No Brasil, o reflexo foi imediato. O Ibovespa, principal índice da Bolsa de Valores de São Paulo (B3), encerrou o pregão em queda de 1,2%, aos 175.739 pontos. Já o dólar comercial voltou a ganhar força e fechou cotado a R$ 5,131, avanço de 0,46% em relação ao dia anterior.

O movimento foi impulsionado principalmente pela disparada do petróleo Brent, referência internacional do setor, que saltou 9,59% e terminou o dia negociado a US$ 83,30 por barril. O petróleo WTI, referência nos Estados Unidos, também registrou forte valorização, subindo 9,42%, para US$ 78,14.

A reação dos mercados ocorreu após novas declarações do presidente dos Estados Unidos, Donald Trump, sobre o endurecimento das medidas contra o Irã e a intenção de ampliar o controle sobre o Estreito de Ormuz, uma das rotas marítimas mais estratégicas para o comércio mundial de petróleo.

Estreito de Ormuz volta ao centro das atenções

O temor dos investidores está concentrado no Estreito de Ormuz, corredor marítimo localizado entre o Golfo Pérsico e o Golfo de Omã.
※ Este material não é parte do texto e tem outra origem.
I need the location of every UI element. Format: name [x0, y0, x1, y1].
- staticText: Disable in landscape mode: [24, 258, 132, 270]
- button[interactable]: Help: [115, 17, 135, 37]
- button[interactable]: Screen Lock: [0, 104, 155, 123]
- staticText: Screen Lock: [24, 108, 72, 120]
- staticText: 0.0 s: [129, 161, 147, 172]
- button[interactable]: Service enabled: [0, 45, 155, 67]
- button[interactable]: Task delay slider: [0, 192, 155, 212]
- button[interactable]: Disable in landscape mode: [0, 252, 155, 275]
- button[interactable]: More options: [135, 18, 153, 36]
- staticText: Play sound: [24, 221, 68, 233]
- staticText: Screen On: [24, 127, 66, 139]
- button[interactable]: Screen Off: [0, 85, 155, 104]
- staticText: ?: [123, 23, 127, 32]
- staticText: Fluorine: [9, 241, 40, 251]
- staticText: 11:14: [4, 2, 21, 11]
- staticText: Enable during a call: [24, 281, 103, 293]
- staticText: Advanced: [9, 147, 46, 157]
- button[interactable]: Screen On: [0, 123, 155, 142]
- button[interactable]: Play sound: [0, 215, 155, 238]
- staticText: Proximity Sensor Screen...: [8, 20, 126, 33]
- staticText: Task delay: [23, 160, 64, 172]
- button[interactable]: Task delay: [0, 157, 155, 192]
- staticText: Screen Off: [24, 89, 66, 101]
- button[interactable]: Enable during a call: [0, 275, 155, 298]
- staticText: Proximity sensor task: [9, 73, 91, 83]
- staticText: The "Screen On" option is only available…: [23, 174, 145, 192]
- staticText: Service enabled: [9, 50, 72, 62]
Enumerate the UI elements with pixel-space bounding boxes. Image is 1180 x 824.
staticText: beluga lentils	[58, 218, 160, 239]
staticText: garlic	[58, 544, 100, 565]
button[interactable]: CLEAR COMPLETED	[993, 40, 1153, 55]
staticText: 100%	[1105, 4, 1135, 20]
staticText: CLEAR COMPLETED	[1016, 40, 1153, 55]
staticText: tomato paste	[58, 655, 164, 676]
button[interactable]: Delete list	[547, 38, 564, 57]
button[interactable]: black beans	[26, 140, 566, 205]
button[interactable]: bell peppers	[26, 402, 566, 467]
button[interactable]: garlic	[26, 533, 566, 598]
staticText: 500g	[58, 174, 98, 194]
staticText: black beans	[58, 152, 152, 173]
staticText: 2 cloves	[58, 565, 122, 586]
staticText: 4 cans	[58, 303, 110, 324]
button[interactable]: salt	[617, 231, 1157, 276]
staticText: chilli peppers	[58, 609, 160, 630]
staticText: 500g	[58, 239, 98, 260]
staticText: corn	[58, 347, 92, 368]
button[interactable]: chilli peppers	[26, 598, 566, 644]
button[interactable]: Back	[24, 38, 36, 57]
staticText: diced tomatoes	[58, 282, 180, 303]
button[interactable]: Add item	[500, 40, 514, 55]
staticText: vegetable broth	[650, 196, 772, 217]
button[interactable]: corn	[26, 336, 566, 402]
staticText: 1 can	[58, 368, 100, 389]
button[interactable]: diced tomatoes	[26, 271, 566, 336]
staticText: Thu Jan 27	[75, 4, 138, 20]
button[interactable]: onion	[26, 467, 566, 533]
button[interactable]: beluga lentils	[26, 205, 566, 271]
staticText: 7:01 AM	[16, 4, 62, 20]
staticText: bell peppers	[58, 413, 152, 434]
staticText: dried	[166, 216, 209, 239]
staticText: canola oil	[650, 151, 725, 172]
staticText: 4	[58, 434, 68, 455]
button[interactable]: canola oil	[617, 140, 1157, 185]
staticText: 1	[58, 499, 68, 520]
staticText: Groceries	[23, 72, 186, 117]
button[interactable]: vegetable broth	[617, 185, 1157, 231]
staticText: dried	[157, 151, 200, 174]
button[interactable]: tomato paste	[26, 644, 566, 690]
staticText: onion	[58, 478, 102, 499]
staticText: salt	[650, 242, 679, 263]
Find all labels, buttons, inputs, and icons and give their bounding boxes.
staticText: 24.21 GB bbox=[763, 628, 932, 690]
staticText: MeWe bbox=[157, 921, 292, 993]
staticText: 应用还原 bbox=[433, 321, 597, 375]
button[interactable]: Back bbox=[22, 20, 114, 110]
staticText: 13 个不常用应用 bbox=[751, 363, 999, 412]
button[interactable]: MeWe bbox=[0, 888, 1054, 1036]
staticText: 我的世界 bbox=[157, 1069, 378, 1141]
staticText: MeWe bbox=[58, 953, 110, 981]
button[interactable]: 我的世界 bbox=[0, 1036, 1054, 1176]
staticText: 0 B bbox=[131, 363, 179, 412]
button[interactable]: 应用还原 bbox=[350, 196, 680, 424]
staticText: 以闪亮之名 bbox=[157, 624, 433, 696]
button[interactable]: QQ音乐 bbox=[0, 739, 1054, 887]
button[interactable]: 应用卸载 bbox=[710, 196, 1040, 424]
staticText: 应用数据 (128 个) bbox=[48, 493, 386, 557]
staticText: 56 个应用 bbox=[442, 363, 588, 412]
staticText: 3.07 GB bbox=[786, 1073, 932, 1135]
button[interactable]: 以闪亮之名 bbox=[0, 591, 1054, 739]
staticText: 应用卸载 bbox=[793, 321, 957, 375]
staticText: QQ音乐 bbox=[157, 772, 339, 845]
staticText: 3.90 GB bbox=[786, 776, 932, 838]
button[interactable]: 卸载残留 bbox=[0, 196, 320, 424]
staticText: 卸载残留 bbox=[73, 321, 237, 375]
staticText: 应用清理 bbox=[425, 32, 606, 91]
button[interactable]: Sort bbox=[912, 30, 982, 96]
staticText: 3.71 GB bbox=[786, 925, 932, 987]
Cerca de 20% de todo o petróleo consumido no planeta passa diariamente pela região.

Qualquer ameaça à navegação no local costuma gerar forte volatilidade nos mercados globais, já que um bloqueio ou restrição no fluxo de embarcações poderia comprometer a oferta mundial da commodity e provocar novos aumentos nos preços dos combustíveis.

Além das declarações de Trump, o cenário foi agravado por novos episódios de violência na região. O governo iraniano prometeu reagir às medidas norte-americanas, enquanto foram registrados ataques envolvendo forças do Iêmen e da Arábia Saudita, além de explosões na cidade portuária iraniana de Bandar Abbas.

Petrobras limita perdas da Bolsa

Apesar do cenário negativo para a maior parte das empresas listadas na B3, as ações ligadas ao setor petrolífero registraram forte valorização, acompanhando a disparada do petróleo no mercado internacional.

Os papéis ordinários da Petrobras avançaram 3,44%, enquanto as ações preferenciais subiram 2,55%.

Outras empresas do setor também fecharam em alta. O desempenho positivo, no entanto, não foi suficiente para evitar a queda do Ibovespa.

Ações de bancos, mineradoras e empresas ligadas ao consumo registraram perdas expressivas ao longo do pregão, pressionadas pelo aumento da percepção de risco e pelas preocupações com os impactos econômicos de um petróleo mais caro.

Mercado teme nova pressão inflacionária

Analistas avaliam que a principal preocupação dos investidores é o efeito que uma alta prolongada do petróleo pode provocar sobre a inflação global.

Combustíveis mais caros costumam pressionar custos de transporte, produção industrial e logística, elevando preços em diversos setores da economia.

Esse cenário pode dificultar o processo de redução dos juros nas principais economias do mundo, especialmente nos Estados Unidos e na Europa, onde os bancos centrais ainda monitoram os efeitos da inflação sobre a atividade econômica.

A possibilidade de manutenção de juros elevados por mais tempo reduziu o apetite por ativos considerados mais arriscados, como ações de países emergentes.

Dólar volta a ganhar força

No mercado de câmbio, o dólar acompanhou o movimento global de busca por segurança e encerrou o dia em alta frente ao real.

Durante a sessão, a moeda norte-americana chegou a atingir R$ 5,142, refletindo o aumento da aversão ao risco entre investidores internacionais.

No cenário doméstico, o mercado também repercutiu a divulgação do Boletim Focus, pesquisa semanal do Banco Central que reúne projeções de instituições financeiras.

O levantamento manteve em R$ 5,20 a estimativa para o dólar no fim de 2026 e preservou a expectativa de que a taxa básica de juros, a Selic, termine o ano em 14%.

Volatilidade deve continuar

Com a crise geopolítica ainda sem perspectiva de solução, especialistas avaliam que os mercados devem permanecer sensíveis às notícias vindas do Oriente Médio.

A evolução do conflito, especialmente qualquer movimentação relacionada ao Estreito de Ormuz, tende a influenciar diretamente os preços do petróleo, o comportamento do dólar e o desempenho das bolsas nas próximas semanas.